Primeiro, pensava que era preguiça. Mas, vendo alguns trabalhos, concluí que o sujeito teria menos trabalho em ler o texto e fazer tudo certinho do que em catar mil links com péssimos textos e resumos. Depois, considerava o mau-caratismo. Ou seja, trata-se de um sujeito que estará sempre pronto para trapacear para obter vantagens. Mas a cola é algo milenar e grandes mentes já colaram (eu, que não sou grande mente, inclusive). E no meio disso tudo, chega o ChatGpt, para tornar tudo ainda mais confuso e complicado. Assim, rapidinho, mesmo sem perceber, volta e meia estou agindo como os velhos personagens de O tempo e o vento, Guerra e paz e Cem anos de solidão: ah, no meu tempo não era assim! Com essas gerações que estão chegando, o mundo está perdido! Ah, que saudades de antigamente!

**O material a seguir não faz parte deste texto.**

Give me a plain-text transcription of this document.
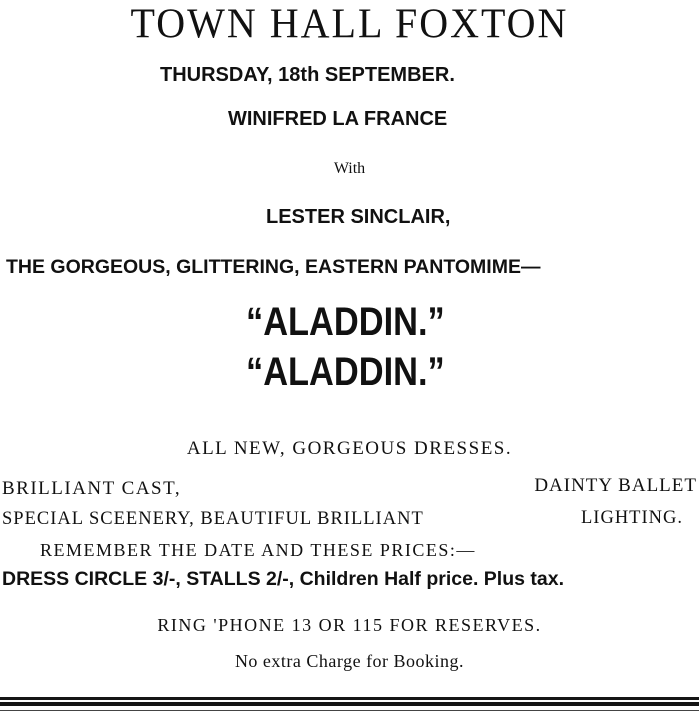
TOWN HALL FOXTON
THURSDAY, 18th SEPTEMBER.
WINIFRED LA FRANCE
With
LESTER SINCLAIR,
THE GORGEOUS, GLITTERING, EASTERN PANTOMIME—
“ALADDIN.”
“ALADDIN.”
ALL NEW, GORGEOUS DRESSES.
BRILLIANT CAST,	DAINTY BALLET
SPECIAL SCEENERY, BEAUTIFUL BRILLIANT	LIGHTING.
REMEMBER THE DATE AND THESE PRICES:—
DRESS CIRCLE 3/-, STALLS 2/-, Children Half price. Plus tax.
RING 'PHONE 13 OR 115 FOR RESERVES.
No extra Charge for Booking.
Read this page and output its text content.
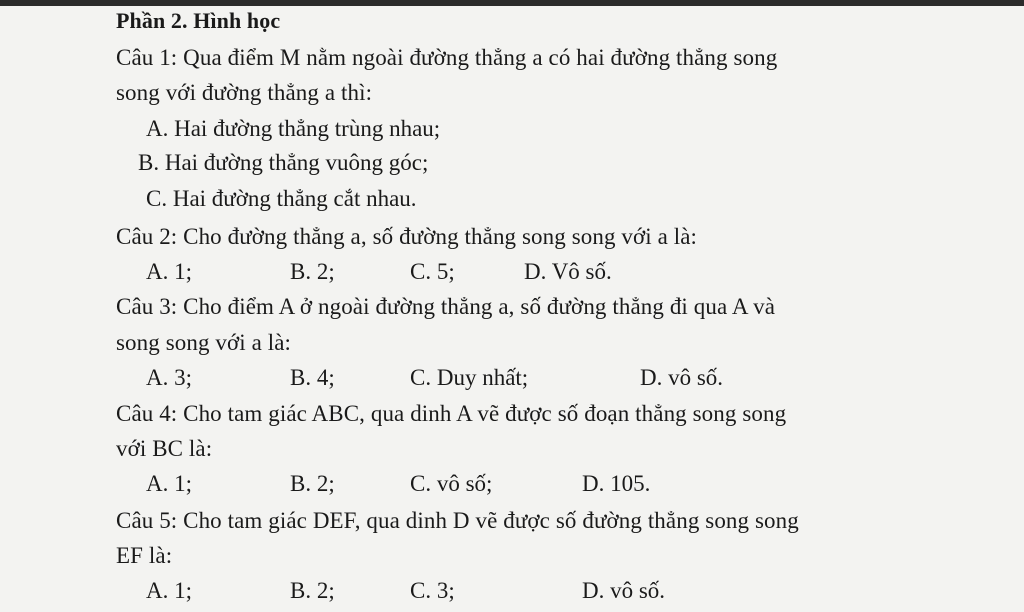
Phần 2. Hình học
Câu 1: Qua điểm M nằm ngoài đường thẳng a có hai đường thẳng song
song với đường thẳng a thì:
A. Hai đường thẳng trùng nhau;
B. Hai đường thẳng vuông góc;
C. Hai đường thẳng cắt nhau.
Câu 2: Cho đường thẳng a, số đường thẳng song song với a là:
A. 1;	B. 2;	C. 5;	D. Vô số.
Câu 3: Cho điểm A ở ngoài đường thẳng a, số đường thẳng đi qua A và
song song với a là:
A. 3;	B. 4;	C. Duy nhất;	D. vô số.
Câu 4: Cho tam giác ABC, qua dinh A vẽ được số đoạn thẳng song song
với BC là:
A. 1;	B. 2;	C. vô số;	D. 105.
Câu 5: Cho tam giác DEF, qua dinh D vẽ được số đường thẳng song song
EF là:
A. 1;	B. 2;	C. 3;	D. vô số.
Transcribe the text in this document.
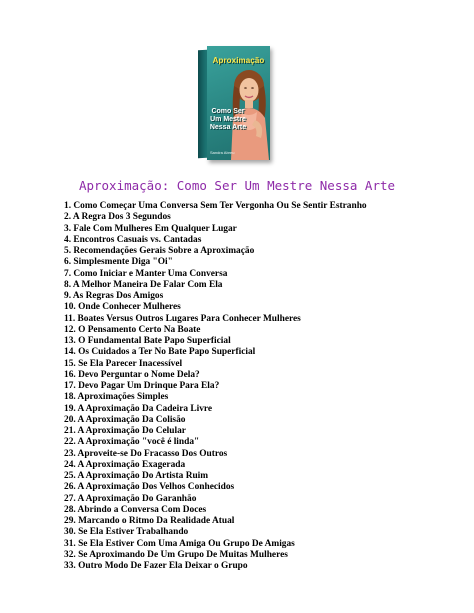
Aproximação
Como Ser
Um Mestre
Nessa Arte
Sandra Abreu
Aproximação: Como Ser Um Mestre Nessa Arte
1. Como Começar Uma Conversa Sem Ter Vergonha Ou Se Sentir Estranho
2. A Regra Dos 3 Segundos
3. Fale Com Mulheres Em Qualquer Lugar
4. Encontros Casuais vs. Cantadas
5. Recomendações Gerais Sobre a Aproximação
6. Simplesmente Diga "Oi"
7. Como Iniciar e Manter Uma Conversa
8. A Melhor Maneira De Falar Com Ela
9. As Regras Dos Amigos
10. Onde Conhecer Mulheres
11. Boates Versus Outros Lugares Para Conhecer Mulheres
12. O Pensamento Certo Na Boate
13. O Fundamental Bate Papo Superficial
14. Os Cuidados a Ter No Bate Papo Superficial
15. Se Ela Parecer Inacessível
16. Devo Perguntar o Nome Dela?
17. Devo Pagar Um Drinque Para Ela?
18. Aproximações Simples
19. A Aproximação Da Cadeira Livre
20. A Aproximação Da Colisão
21. A Aproximação Do Celular
22. A Aproximação "você é linda"
23. Aproveite-se Do Fracasso Dos Outros
24. A Aproximação Exagerada
25. A Aproximação Do Artista Ruim
26. A Aproximação Dos Velhos Conhecidos
27. A Aproximação Do Garanhão
28. Abrindo a Conversa Com Doces
29. Marcando o Ritmo Da Realidade Atual
30. Se Ela Estiver Trabalhando
31. Se Ela Estiver Com Uma Amiga Ou Grupo De Amigas
32. Se Aproximando De Um Grupo De Muitas Mulheres
33. Outro Modo De Fazer Ela Deixar o Grupo
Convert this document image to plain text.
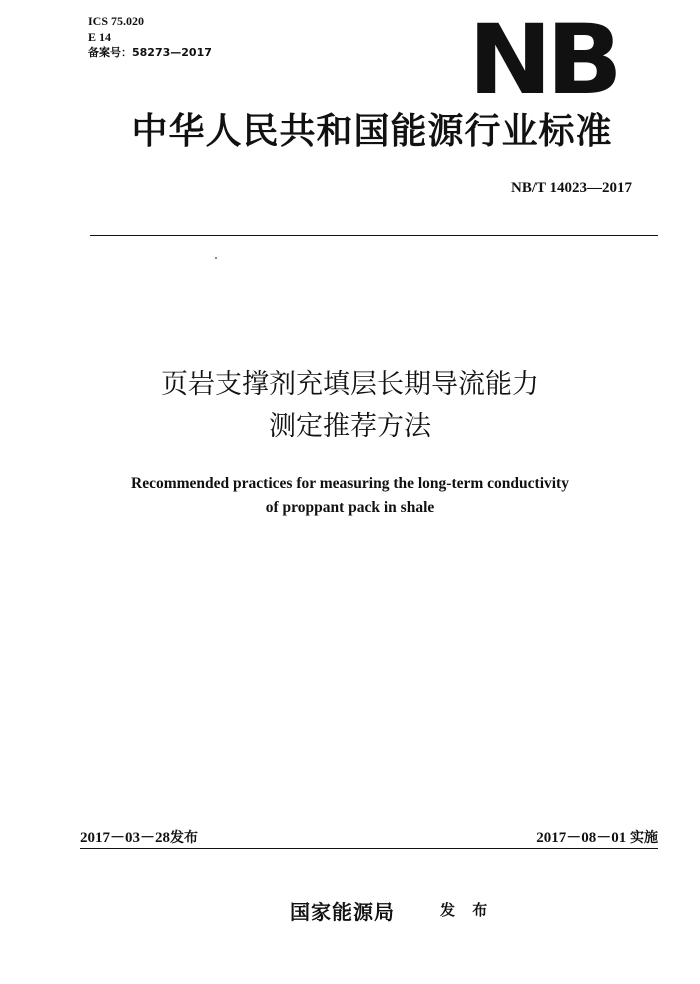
ICS 75.020
E 14
备案号：58273—2017	NB
中华人民共和国能源行业标准
NB/T 14023—2017
页岩支撑剂充填层长期导流能力
测定推荐方法
Recommended practices for measuring the long-term conductivity
of proppant pack in shale
2017－03－28发布	2017－08－01 实施
国家能源局	发 布
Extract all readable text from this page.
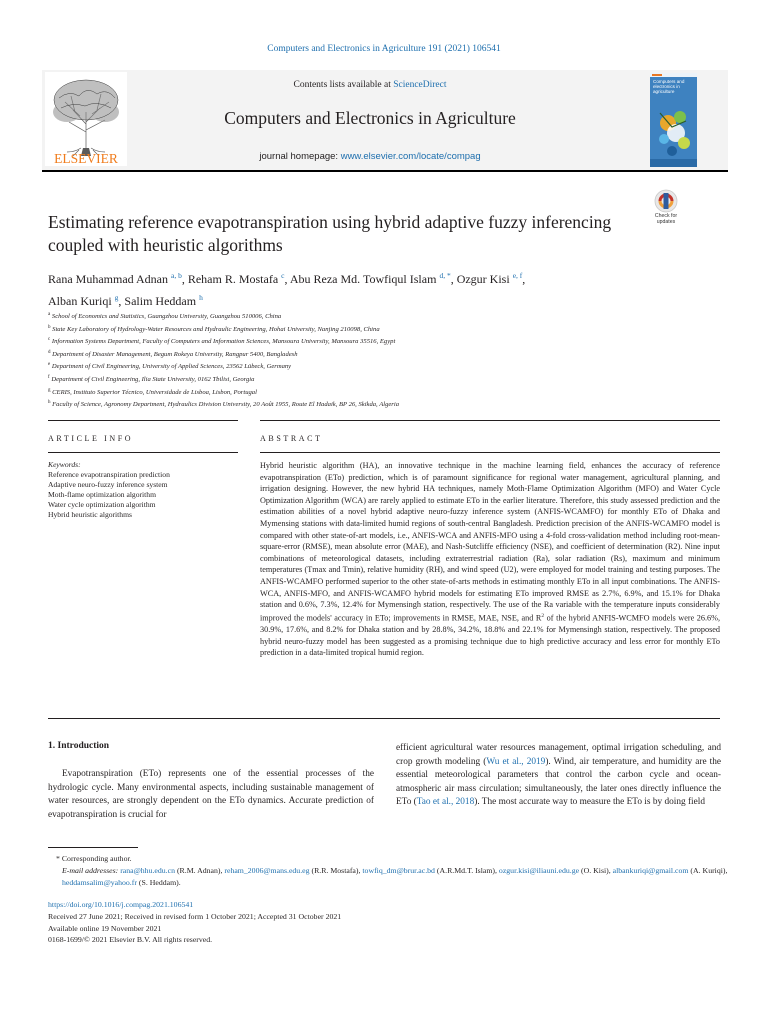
Computers and Electronics in Agriculture 191 (2021) 106541
ELSEVIER
Contents lists available at ScienceDirect
Computers and Electronics in Agriculture
journal homepage: www.elsevier.com/locate/compag
Computers and electronics in agriculture
Check for
updates
Estimating reference evapotranspiration using hybrid adaptive fuzzy inferencing coupled with heuristic algorithms
Rana Muhammad Adnan $^{a, b}$, Reham R. Mostafa $^c$, Abu Reza Md. Towfiqul Islam $^{d, *}$, Ozgur Kisi $^{e, f}$,
Alban Kuriqi $^g$, Salim Heddam $^h$
$^a$ School of Economics and Statistics, Guangzhou University, Guangzhou 510006, China
$^b$ State Key Laboratory of Hydrology-Water Resources and Hydraulic Engineering, Hohai University, Nanjing 210098, China
$^c$ Information Systems Department, Faculty of Computers and Information Sciences, Mansoura University, Mansoura 35516, Egypt
$^d$ Department of Disaster Management, Begum Rokeya University, Rangpur 5400, Bangladesh
$^e$ Department of Civil Engineering, University of Applied Sciences, 23562 Lübeck, Germany
$^f$ Department of Civil Engineering, Ilia State University, 0162 Tbilisi, Georgia
$^g$ CERIS, Instituto Superior Técnico, Universidade de Lisboa, Lisbon, Portugal
$^h$ Faculty of Science, Agronomy Department, Hydraulics Division University, 20 Août 1955, Route El Hadaik, BP 26, Skikda, Algeria
ARTICLE INFO	ABSTRACT
Keywords:
Reference evapotranspiration prediction
Adaptive neuro-fuzzy inference system
Moth-flame optimization algorithm
Water cycle optimization algorithm
Hybrid heuristic algorithms
Hybrid heuristic algorithm (HA), an innovative technique in the machine learning field, enhances the accuracy of reference evapotranspiration (ETo) prediction, which is of paramount significance for regional water management, agricultural planning, and irrigation designing. However, the new hybrid HA techniques, namely Moth-Flame Optimization Algorithm (MFO) and Water Cycle Optimization Algorithm (WCA) are rarely applied to estimate ETo in the earlier literature. Therefore, this study assessed prediction and the estimation abilities of a novel hybrid adaptive neuro-fuzzy inference system (ANFIS-WCAMFO) for monthly ETo of Dhaka and Mymensing stations with data-limited humid regions of south-central Bangladesh. Prediction precision of the ANFIS-WCAMFO model is compared with other state-of-art models, i.e., ANFIS-WCA and ANFIS-MFO using a 4-fold cross-validation method including root-mean-square-error (RMSE), mean absolute error (MAE), and Nash-Sutcliffe efficiency (NSE), and coefficient of determination (R2). Nine input combinations of meteorological datasets, including extraterrestrial radiation (Ra), solar radiation (Rs), maximum and minimum temperatures (Tmax and Tmin), relative humidity (RH), and wind speed (U2), were employed for model training and testing purposes. The ANFIS-WCAMFO performed superior to the other state-of-arts methods in estimating monthly ETo in all input combinations. The ANFIS-WCA, ANFIS-MFO, and ANFIS-WCAMFO hybrid models for estimating ETo improved RMSE as 2.7%, 6.9%, and 15.1% for Dhaka station and 0.6%, 7.3%, 12.4% for Mymensingh station, respectively. The use of the Ra variable with the temperature inputs considerably improved the models' accuracy in ETo; improvements in RMSE, MAE, NSE, and $R^2$ of the hybrid ANFIS-WCMFO models were 26.6%, 30.9%, 17.6%, and 8.2% for Dhaka station and by 28.8%, 34.2%, 18.8% and 22.1% for Mymensingh station, respectively. The proposed hybrid neuro-fuzzy model has been suggested as a promising technique due to high predictive accuracy and less error for monthly ETo prediction in a data-limited tropical humid region.
1. Introduction
Evapotranspiration (ETo) represents one of the essential processes of the hydrologic cycle. Many environmental aspects, including sustainable management of water resources, are strongly dependent on the ETo dynamics. Accurate prediction of evapotranspiration is crucial for
efficient agricultural water resources management, optimal irrigation scheduling, and crop growth modeling (Wu et al., 2019). Wind, air temperature, and humidity are the essential meteorological parameters that control the carbon cycle and ocean-atmospheric air mass circulation; simultaneously, the later ones directly influence the ETo (Tao et al., 2018). The most accurate way to measure the ETo is by doing field
* Corresponding author.
E-mail addresses: rana@hhu.edu.cn (R.M. Adnan), reham_2006@mans.edu.eg (R.R. Mostafa), towfiq_dm@brur.ac.bd (A.R.Md.T. Islam), ozgur.kisi@iliauni.edu.ge (O. Kisi), albankuriqi@gmail.com (A. Kuriqi), heddamsalim@yahoo.fr (S. Heddam).
https://doi.org/10.1016/j.compag.2021.106541
Received 27 June 2021; Received in revised form 1 October 2021; Accepted 31 October 2021
Available online 19 November 2021
0168-1699/© 2021 Elsevier B.V. All rights reserved.
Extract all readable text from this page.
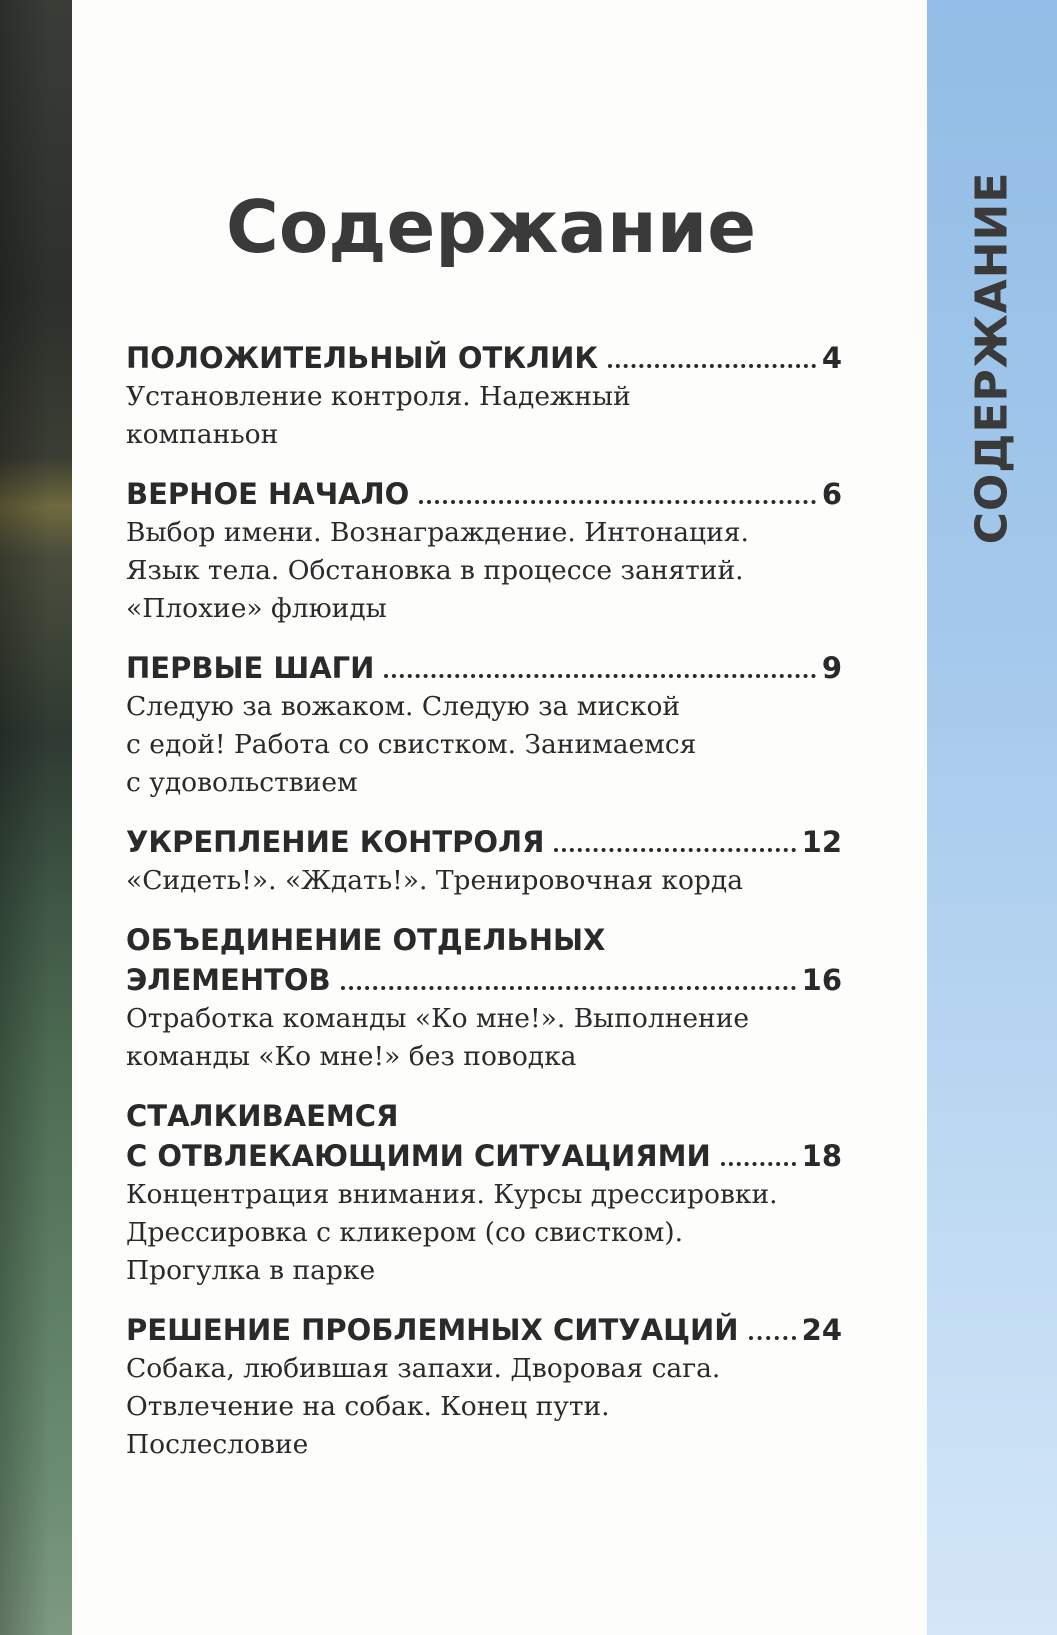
СОДЕРЖАНИЕ
Содержание
ПОЛОЖИТЕЛЬНЫЙ ОТКЛИК	4

Установление контроля. Надежный

компаньон

ВЕРНОЕ НАЧАЛО	6

Выбор имени. Вознаграждение. Интонация.

Язык тела. Обстановка в процессе занятий.

«Плохие» флюиды

ПЕРВЫЕ ШАГИ	9

Следую за вожаком. Следую за миской

с едой! Работа со свистком. Занимаемся

с удовольствием

УКРЕПЛЕНИЕ КОНТРОЛЯ	12

«Сидеть!». «Ждать!». Тренировочная корда

ОБЪЕДИНЕНИЕ ОТДЕЛЬНЫХ
ЭЛЕМЕНТОВ	16

Отработка команды «Ко мне!». Выполнение

команды «Ко мне!» без поводка

СТАЛКИВАЕМСЯ
С ОТВЛЕКАЮЩИМИ СИТУАЦИЯМИ	18

Концентрация внимания. Курсы дрессировки.

Дрессировка с кликером (со свистком).

Прогулка в парке

РЕШЕНИЕ ПРОБЛЕМНЫХ СИТУАЦИЙ 24

Собака, любившая запахи. Дворовая сага.

Отвлечение на собак. Конец пути.

Послесловие
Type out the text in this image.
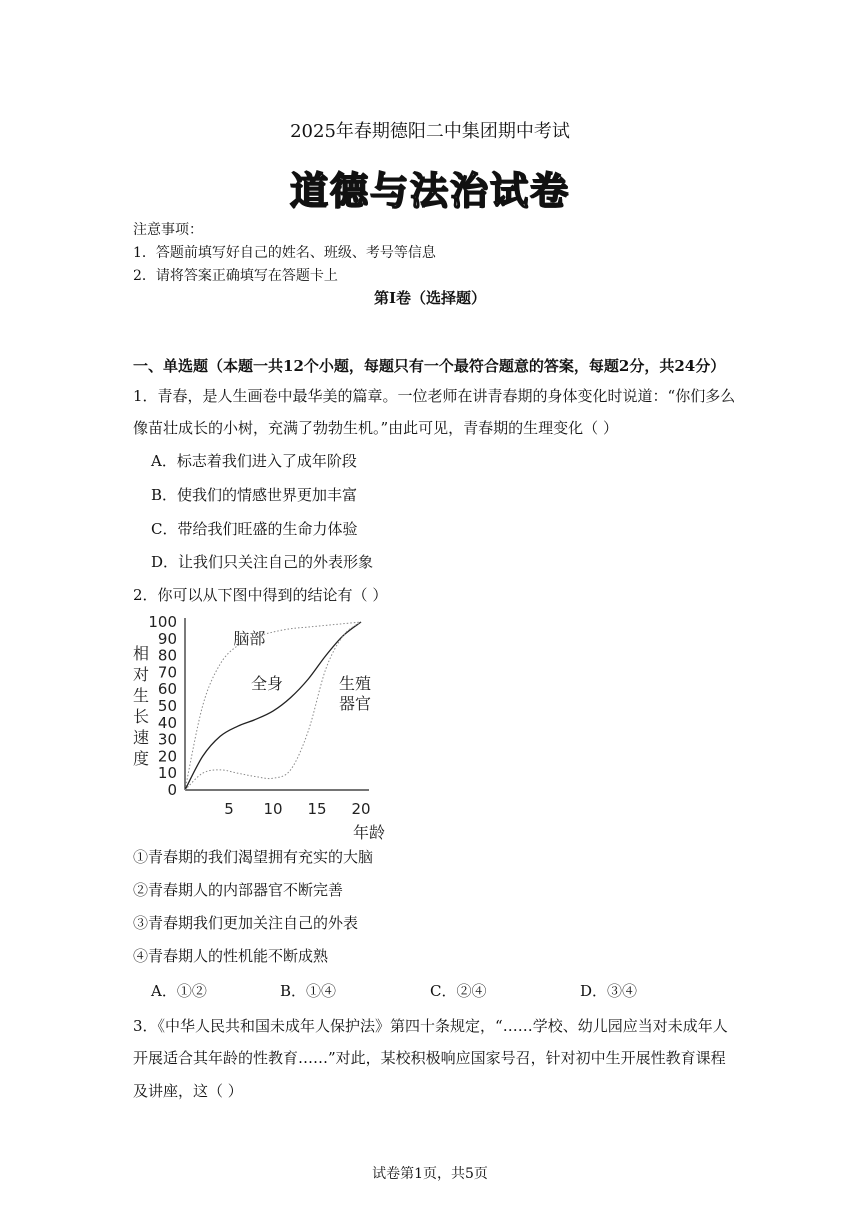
2025年春期德阳二中集团期中考试
道德与法治试卷
注意事项：
1．答题前填写好自己的姓名、班级、考号等信息
2．请将答案正确填写在答题卡上
第I卷（选择题）
一、单选题（本题一共12个小题，每题只有一个最符合题意的答案，每题2分，共24分）
1．青春，是人生画卷中最华美的篇章。一位老师在讲青春期的身体变化时说道：“你们多么
像苗壮成长的小树，充满了勃勃生机。”由此可见，青春期的生理变化（ ）
A．标志着我们进入了成年阶段
B．使我们的情感世界更加丰富
C．带给我们旺盛的生命力体验
D．让我们只关注自己的外表形象
2．你可以从下图中得到的结论有（ ）
0
10
20
30
40
50
60
70
80
90
100
5 10 15 20
相
对
生
长
速
度
年龄
脑部
全身	生殖
器官
①青春期的我们渴望拥有充实的大脑
②青春期人的内部器官不断完善
③青春期我们更加关注自己的外表
④青春期人的性机能不断成熟
A．①②	B．①④	C．②④	D．③④
3．《中华人民共和国未成年人保护法》第四十条规定，“……学校、幼儿园应当对未成年人
开展适合其年龄的性教育……”对此，某校积极响应国家号召，针对初中生开展性教育课程
及讲座，这（ ）
试卷第1页，共5页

Só que não. Esse conflito de gerações ocorre com ou sem tecnologias porque a psicologia e personalidade do ser humano em cada faixa etária muda, mas não tanto no que se refere à sua essência. E por isso que eu tenho que acreditar nas gerações que estão chegando e que vão seguir surpreendendo os mais velhos, tanto pela sua preguiça e ousadia (que sempre existiram), quanto pela sua criatividade e capacidade de reinventar o mundo. Exatamente como vem sendo feito pela espécie humana há tantos milênios. Até porque, se não acreditasse nisso, não valeria a pena dar aulas. Assim como, sigo insistindo, quem sempre opta pelo mais fácil não vai muito longe.
Um bom final de semana a todas e todos.